InterSpeech 2021

Conformer Parrotron: a Faster and Stronger End-to-end SpeechConversion and Recognition Model for Atypical Speech
(Oral presentation)

Zhehuai Chen (Google, USA), Bhuvana Ramabhadran (Google, USA), Fadi Biadsy (Google, USA), Xia Zhang (Google, USA), Youzheng Chen (Google, USA), Liyang Jiang (Google, USA), Fang Chu (Google, USA), Rohan Doshi (Google, USA), Pedro J. Moreno (Google, USA)

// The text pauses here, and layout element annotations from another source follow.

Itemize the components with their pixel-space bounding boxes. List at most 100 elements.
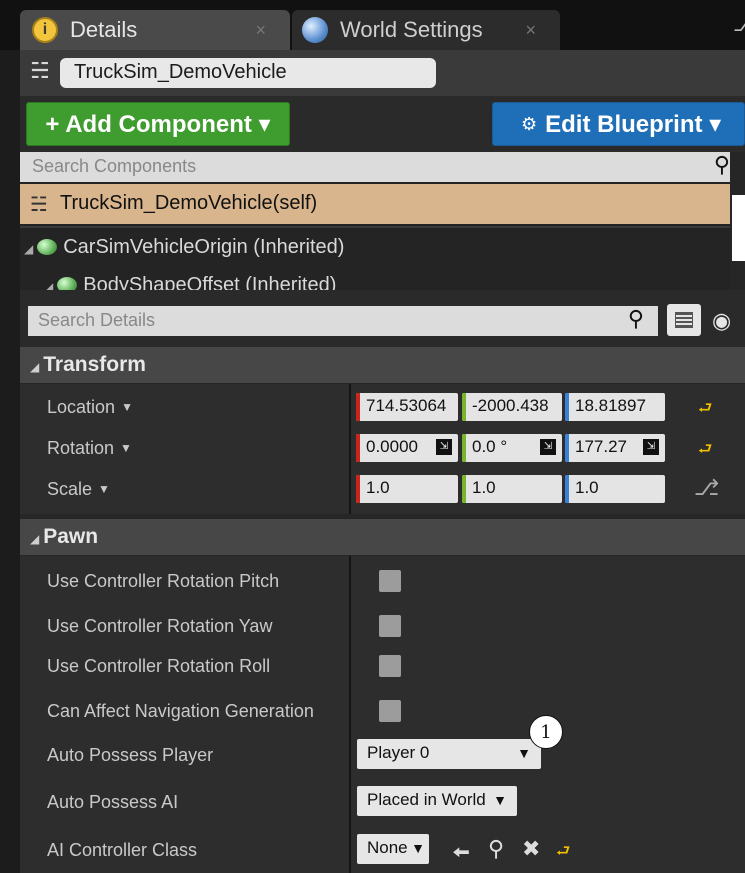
auto-possess-player-dropdown[interactable]: Player 0 ▼ [357, 739, 541, 769]
scale-y-field[interactable]: 1.0 [462, 475, 562, 503]
dropdown-value: Placed in World [367, 790, 486, 809]
lock-icon[interactable]: ⎇ [694, 475, 719, 501]
edit-blueprint-label: Edit Blueprint ▾ [545, 110, 722, 138]
scene-component-icon [57, 277, 78, 290]
prop-use-controller-rotation-yaw: Use Controller Rotation Yaw [20, 606, 745, 646]
tree-item-carsimvehicleorigin[interactable]: ◢ CarSimVehicleOrigin (Inherited) [24, 236, 344, 259]
eye-icon[interactable]: ◉ [712, 308, 731, 334]
location-x-field[interactable]: 714.53064 [356, 393, 458, 421]
scale-z-value: 1.0 [575, 478, 599, 497]
use-pitch-checkbox[interactable] [379, 570, 401, 592]
dropdown-value: None [367, 838, 408, 857]
dropdown-arrow-icon: ▼ [98, 482, 110, 496]
tab-details-label: Details [70, 17, 138, 42]
tree-item-self-label: TruckSim_DemoVehicle(self) [60, 192, 318, 214]
scrollbar-track[interactable] [732, 195, 745, 261]
prop-location-label[interactable]: Location ▼ [47, 387, 133, 427]
prop-scale-text: Scale [47, 478, 93, 499]
search-icon: ⚲ [627, 306, 644, 331]
grid-icon [675, 312, 693, 328]
scale-x-field[interactable]: 1.0 [356, 475, 458, 503]
spin-handle-icon[interactable]: ⇲ [540, 439, 556, 455]
tab-world-settings[interactable]: World Settings × [292, 10, 560, 50]
location-y-value: -2000.438 [472, 396, 549, 415]
prop-location-text: Location [47, 396, 116, 417]
close-icon[interactable]: × [255, 20, 266, 41]
tree-item-bodyshapeoffset[interactable]: ◢ BodyShapeOffset (Inherited) [44, 274, 336, 290]
prop-label: Auto Possess Player [47, 744, 214, 765]
dropdown-arrow-icon: ▼ [517, 745, 531, 761]
category-transform[interactable]: ◢ Transform [20, 347, 745, 383]
dropdown-arrow-icon: ▼ [493, 792, 507, 808]
collapse-triangle-icon: ◢ [30, 532, 40, 546]
spin-handle-icon[interactable]: ⇲ [436, 439, 452, 455]
edit-blueprint-button[interactable]: ⚙ Edit Blueprint ▾ [492, 102, 745, 146]
use-yaw-checkbox[interactable] [379, 615, 401, 637]
prop-ai-controller-class: AI Controller Class None ▼ 🠨 ⚲ ✖ ⮐ [20, 830, 745, 870]
prop-label: Use Controller Rotation Pitch [47, 570, 280, 591]
tab-world-settings-label: World Settings [340, 17, 483, 42]
z-axis-bar [565, 393, 569, 421]
reset-to-default-icon[interactable]: ⮐ [698, 397, 712, 424]
prop-label: Use Controller Rotation Yaw [47, 615, 273, 636]
x-axis-bar [356, 475, 360, 503]
rotation-y-field[interactable]: 0.0 ° ⇲ [462, 434, 562, 462]
divider [20, 226, 730, 228]
auto-possess-ai-dropdown[interactable]: Placed in World ▼ [357, 786, 517, 816]
prop-use-controller-rotation-pitch: Use Controller Rotation Pitch [20, 561, 745, 601]
prop-scale-label[interactable]: Scale ▼ [47, 469, 110, 509]
search-details-placeholder: Search Details [38, 310, 156, 330]
actor-name-field[interactable]: TruckSim_DemoVehicle [60, 58, 436, 88]
gear-icon: ⚙ [521, 113, 538, 134]
dropdown-arrow-icon: ▼ [411, 840, 425, 856]
location-z-field[interactable]: 18.81897 [565, 393, 665, 421]
scale-x-value: 1.0 [366, 478, 390, 497]
rotation-z-field[interactable]: 177.27 ⇲ [565, 434, 665, 462]
details-panel-root: i Details × World Settings × ☵ TruckSim_… [0, 0, 745, 873]
browse-search-icon[interactable]: ⚲ [488, 836, 504, 862]
y-axis-bar [462, 393, 466, 421]
category-pawn[interactable]: ◢ Pawn [20, 519, 745, 555]
tab-details[interactable]: i Details × [20, 10, 290, 50]
scale-y-value: 1.0 [472, 478, 496, 497]
add-component-button[interactable]: + Add Component ▾ [26, 102, 290, 146]
prop-rotation: Rotation ▼ 0.0000 ⇲ 0.0 ° ⇲ 177.27 ⇲ ⮐ [20, 428, 745, 468]
search-components-input[interactable]: Search Components ⚲ [20, 152, 730, 182]
category-transform-title: Transform [43, 353, 146, 376]
reset-to-default-icon[interactable]: ⮐ [698, 438, 712, 465]
z-axis-bar [565, 434, 569, 462]
use-roll-checkbox[interactable] [379, 655, 401, 677]
tree-item-label: CarSimVehicleOrigin (Inherited) [63, 236, 345, 258]
scale-z-field[interactable]: 1.0 [565, 475, 665, 503]
actor-name-row: ☵ TruckSim_DemoVehicle [20, 50, 745, 96]
close-icon[interactable]: × [525, 20, 536, 41]
prop-can-affect-navigation-generation: Can Affect Navigation Generation [20, 691, 745, 731]
reset-to-default-icon[interactable]: ⮐ [556, 840, 570, 867]
details-search-row: Search Details ⚲ ◉ [20, 290, 745, 350]
ai-controller-class-dropdown[interactable]: None ▼ [357, 834, 429, 864]
y-axis-bar [462, 475, 466, 503]
prop-rotation-label[interactable]: Rotation ▼ [47, 428, 132, 468]
x-axis-bar [356, 434, 360, 462]
spin-handle-icon[interactable]: ⇲ [643, 439, 659, 455]
can-affect-nav-checkbox[interactable] [379, 700, 401, 722]
tree-item-self[interactable]: ☵ TruckSim_DemoVehicle(self) [20, 184, 730, 224]
tab-bar: i Details × World Settings × [0, 0, 745, 50]
location-y-field[interactable]: -2000.438 [462, 393, 562, 421]
search-components-placeholder: Search Components [32, 156, 197, 176]
expand-triangle-icon[interactable]: ◢ [24, 242, 33, 256]
prop-location: Location ▼ 714.53064 -2000.438 18.81897 ⮐ [20, 387, 745, 427]
use-selected-arrow-icon[interactable]: 🠨 [452, 836, 470, 873]
rotation-x-field[interactable]: 0.0000 ⇲ [356, 434, 458, 462]
prop-label: AI Controller Class [47, 839, 198, 860]
search-icon: ⚲ [713, 152, 730, 177]
expand-triangle-icon[interactable]: ◢ [44, 280, 53, 290]
prop-auto-possess-player: Auto Possess Player Player 0 ▼ [20, 735, 745, 775]
search-details-input[interactable]: Search Details ⚲ [28, 306, 658, 336]
actor-icon: ☵ [30, 194, 48, 216]
lock-icon[interactable]: ⎇ [733, 12, 745, 37]
prop-rotation-text: Rotation [47, 437, 115, 458]
view-options-button[interactable] [667, 304, 701, 336]
prop-label: Use Controller Rotation Roll [47, 655, 271, 676]
clear-x-icon[interactable]: ✖ [522, 836, 540, 862]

Parrotron is an end-to-end personalizable model that enables many-to-one voice conversion (VC) and automated speech recognition (ASR) simultaneously for atypical speech. In this work, we present the next-generation Parrotron model with improvements in overall accuracy, training and inference speeds. The proposed architecture builds on the recent Conformer encoder comprising of convolution and attention layer based blocks used in ASR. We introduce architectural modifications that subsamples encoder activations to achieve speed-ups in training and inference. In order to jointly improve ASR and voice conversion quality, we show that this requires a corresponding upsampling after the Conformer encoder blocks. We provide an in-depth analysis on how the proposed approach can maximize the efficiency of a speech-to-speech conversion model in the context of atypical speech. Experiments on both many-to-one and one-to-one dysarthric speech conversion tasks show that we can achieve up to 7× speedup and 35% relative reduction in WER over the previous best Transformer Parrotron.